Receiver - REQ Msg101
Sender - Msg101
Receiver - REQ Msg102
Sender - Msg102 FIN
That way the FIN is in the final message itself. Given that the receiver is in charge of reliability, the receiver will send another REQ if it didn't receive the packet, so a simple timeout after last message would suffice.
I know the immediate point is that the sender doesn't KNOW the last message was received, but as this whole video points out, that's already an issue with the current system.
As a benefit though, the server that has many simultaneous connections isn't sending out unnessessary duplicate messages because it didn't receive an ACK. I would assume this would reduce line congestion coming out of the server given that the potential unnecessary duplicate messages would be on the client side.

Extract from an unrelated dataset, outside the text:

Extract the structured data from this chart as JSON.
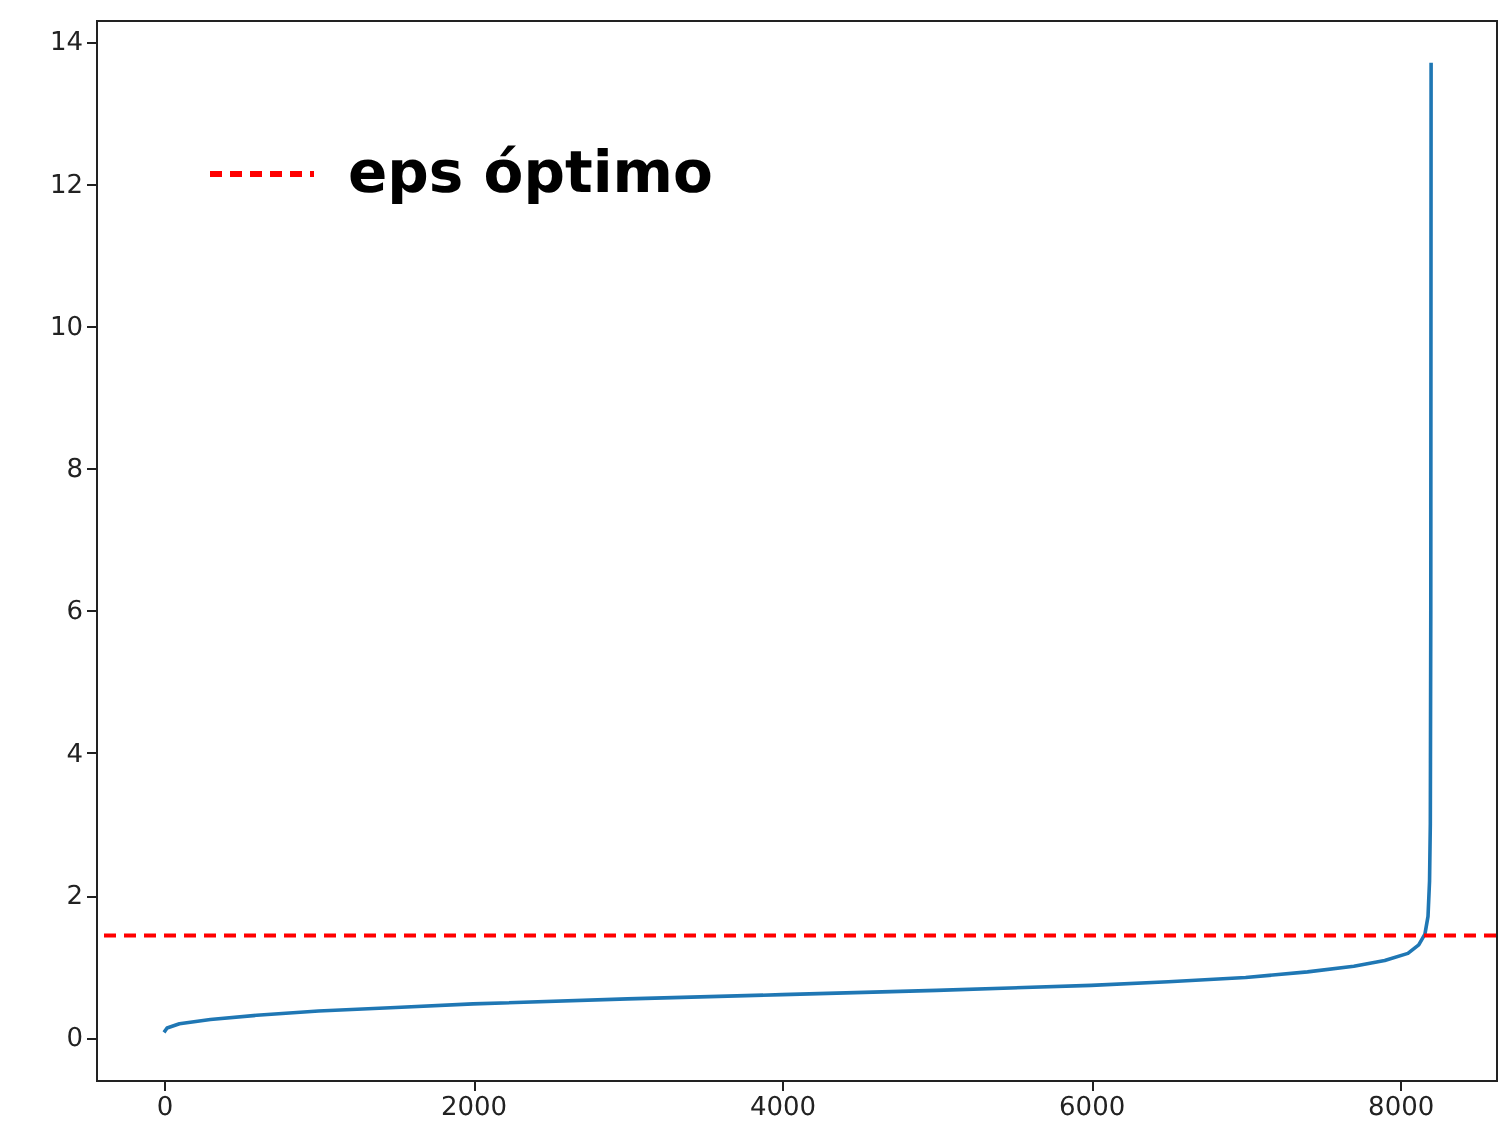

Well that's the crutch he mentioned at the end of the video, the sender has to wait a bit on the line to see if the receiver actually got the final message, before hanging up. So it's essentially the same issue and same solution.
g..g..granville get yer mop!
for me personally my hardest fin was when my dad died recently :(
no ack at all..
If you have a standing order to attack at a future time which resets if it is cancelled requiring an ack.
Say you want to reset.
A tells B to reset.
B sends ack back, but the ack gets lost.
B got reset, and send ack. They did do the reset.
A never got an ack, and thinks B never got the message.
A is not reset, but B is.
Doesn't block chain solve this problem?
Fork handles !?!
For the almighty algorithm and assorted generals
Like for first comment!
Can you rename this to byzantine general's problem? This is the official name of it. What you called it makes no sense.
well, there's 10 minutes wasted!
Bye then
Were you waiting for an ACK?
Felt like that 20 sekonds in, scrolled the comments, yeah right...
Not their fault you watched it
The title of the video is the "goodbye problem", not "the solution to the goodbye problem".